La definición de temurá:
Una persona que toma un animal profano (julín) y declara sobre él que sea temurá de un animal que ya fue consagrado para un korban, hace que ese animal, que hasta ese momento no era korban, se convierta en korban, sin que ello anule la santidad del primer animal. Este acto está prohibido por la Torá, y aun así, si la persona lo realiza, tiene validez.
Las palabras de Rabí Iehoshúa:
Dijo Rabí Iehoshúa: "Shamati shetmurat Pésaj kereivá utmurat Pésaj einá kereivá, ve'ein li lefaresh" - hay un caso en el que la temurá del Pésaj se ofrece, y hay un caso en el que la temurá del Pésaj no se ofrece, pero él no puede explicar ni distinguir entre ambos casos.
La explicación de Rabí Akivá:
Dijo Rabí Akivá, su discípulo: "Yo lo explicaré". Y distingue entre los dos casos:
"HaPésaj shenimtzá kódem shjitat haPésaj" - una persona que perdió su korban Pésaj, separó otro en su lugar, y encontró el primero antes de la degollación del sustituto, y aun así degolló al sustituto y no al original. El primero no se ofrece, porque está en la categoría de 'rechazado con las manos' (dajúi beiadáim): tuvo la oportunidad de ofrecerlo, ya que apareció ante él antes de la degollación, y él eligió no usarlo y lo rechazó con sus propias manos. Por lo tanto: "yir'é ad sheistaev, veyimajer, veyikaj bedamav shelamim, vején temurató" - pastará hasta que le aparezca un defecto (mum), se venderá (y este es su proceso de redención), y con su valor traerá un korban shelamim. Y lo mismo aplica a la temurá de aquel Pésaj que fue rechazado.

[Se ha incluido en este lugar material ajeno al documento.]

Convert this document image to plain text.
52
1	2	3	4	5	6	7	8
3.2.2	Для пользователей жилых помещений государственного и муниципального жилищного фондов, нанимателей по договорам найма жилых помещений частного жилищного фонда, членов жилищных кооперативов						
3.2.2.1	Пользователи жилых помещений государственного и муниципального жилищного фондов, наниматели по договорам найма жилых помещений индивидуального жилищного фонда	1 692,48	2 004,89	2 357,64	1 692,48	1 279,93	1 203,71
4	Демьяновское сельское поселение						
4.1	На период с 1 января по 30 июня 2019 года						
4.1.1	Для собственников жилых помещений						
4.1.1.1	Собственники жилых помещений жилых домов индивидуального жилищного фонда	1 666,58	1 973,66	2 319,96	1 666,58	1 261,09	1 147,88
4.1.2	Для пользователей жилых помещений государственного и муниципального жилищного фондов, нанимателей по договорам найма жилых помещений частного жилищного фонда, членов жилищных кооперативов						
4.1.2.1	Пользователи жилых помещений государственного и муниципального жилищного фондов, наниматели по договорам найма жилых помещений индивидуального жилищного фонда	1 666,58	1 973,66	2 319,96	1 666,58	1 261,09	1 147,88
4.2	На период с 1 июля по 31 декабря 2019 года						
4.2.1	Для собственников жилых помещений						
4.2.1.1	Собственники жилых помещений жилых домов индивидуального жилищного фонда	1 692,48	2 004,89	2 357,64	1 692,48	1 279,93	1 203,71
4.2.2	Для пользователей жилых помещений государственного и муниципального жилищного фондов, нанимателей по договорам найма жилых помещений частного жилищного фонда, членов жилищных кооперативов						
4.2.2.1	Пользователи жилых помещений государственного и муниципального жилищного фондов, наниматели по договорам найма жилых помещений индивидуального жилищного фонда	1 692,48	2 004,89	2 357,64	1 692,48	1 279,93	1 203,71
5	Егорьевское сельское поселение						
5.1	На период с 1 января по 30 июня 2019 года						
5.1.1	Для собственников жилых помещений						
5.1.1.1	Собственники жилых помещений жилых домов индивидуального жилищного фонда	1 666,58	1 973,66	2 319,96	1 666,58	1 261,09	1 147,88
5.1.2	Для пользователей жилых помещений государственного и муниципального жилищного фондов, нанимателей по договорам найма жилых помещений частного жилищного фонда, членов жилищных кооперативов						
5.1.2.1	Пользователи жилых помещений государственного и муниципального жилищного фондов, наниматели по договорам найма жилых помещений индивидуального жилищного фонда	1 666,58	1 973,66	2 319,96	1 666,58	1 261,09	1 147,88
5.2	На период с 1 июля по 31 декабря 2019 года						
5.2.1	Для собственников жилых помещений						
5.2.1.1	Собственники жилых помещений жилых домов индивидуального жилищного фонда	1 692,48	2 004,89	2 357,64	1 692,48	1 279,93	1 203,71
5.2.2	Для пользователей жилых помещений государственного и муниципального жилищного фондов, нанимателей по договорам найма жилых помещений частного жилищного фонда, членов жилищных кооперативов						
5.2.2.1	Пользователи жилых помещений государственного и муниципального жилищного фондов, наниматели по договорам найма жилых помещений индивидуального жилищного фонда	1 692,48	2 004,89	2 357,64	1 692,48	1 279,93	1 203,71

"Ajar shjitat haPésaj" - el korban original fue encontrado después de la degollación del sustituto. Aquí no hay rechazo con las manos, ya que no estaba presente ante él ni tuvo oportunidad de usarlo. Por lo tanto "karev shelamim" - el Pésaj mismo se ofrece como shelamim, pues esta es la ley de un korban Pésaj cuya oportunidad de ser ofrecido se anuló. "Vején temurató" - también la temurá se ofrece de inmediato como shelamim.
La novedad de la mishná:
La Guemará señala que esa misma discusión podría haberse planteado respecto del korban Pésaj mismo, y no es necesario formularla precisamente sobre la temurá; a primera vista la temurá parece un agregado sin más. Pero la Guemará explica que la novedad radica precisamente en la temurá: se podría haber pensado que en el primer caso, cuando el Pésaj fue encontrado antes de la degollación del sustituto, la temurá misma nunca estuvo dentro del problema y no fue rechazada en absoluto, y por lo tanto ella misma se ofrecería como shelamim y no su valor. Vino la mishná y enseñó que no es así: también la temurá tiene el mismo estatus que el korban Pésaj original que fue rechazado, pastará hasta que le aparezca un defecto, se venderá, y con su valor traerá shelamim.
En resumen: en esta mishná aprendimos las palabras de Rabí Iehoshúa, quien escuchó de sus maestros que hay una temurá de Pésaj que se ofrece y una que no se ofrece, pero no supo explicarlo, y la explicación de Rabí Akivá: si el Pésaj fue encontrado antes de la degollación del sustituto, es rechazado con las manos, y pastará hasta que le aparezca un defecto, se venderá y con su valor traerá shelamim, y lo mismo su temurá; si fue encontrado después de la degollación, no hay rechazo, y él mismo se ofrece como shelamim, y lo mismo su temurá. Y la novedad de la mishná está en equiparar la ley de la temurá con la ley del Pésaj mismo.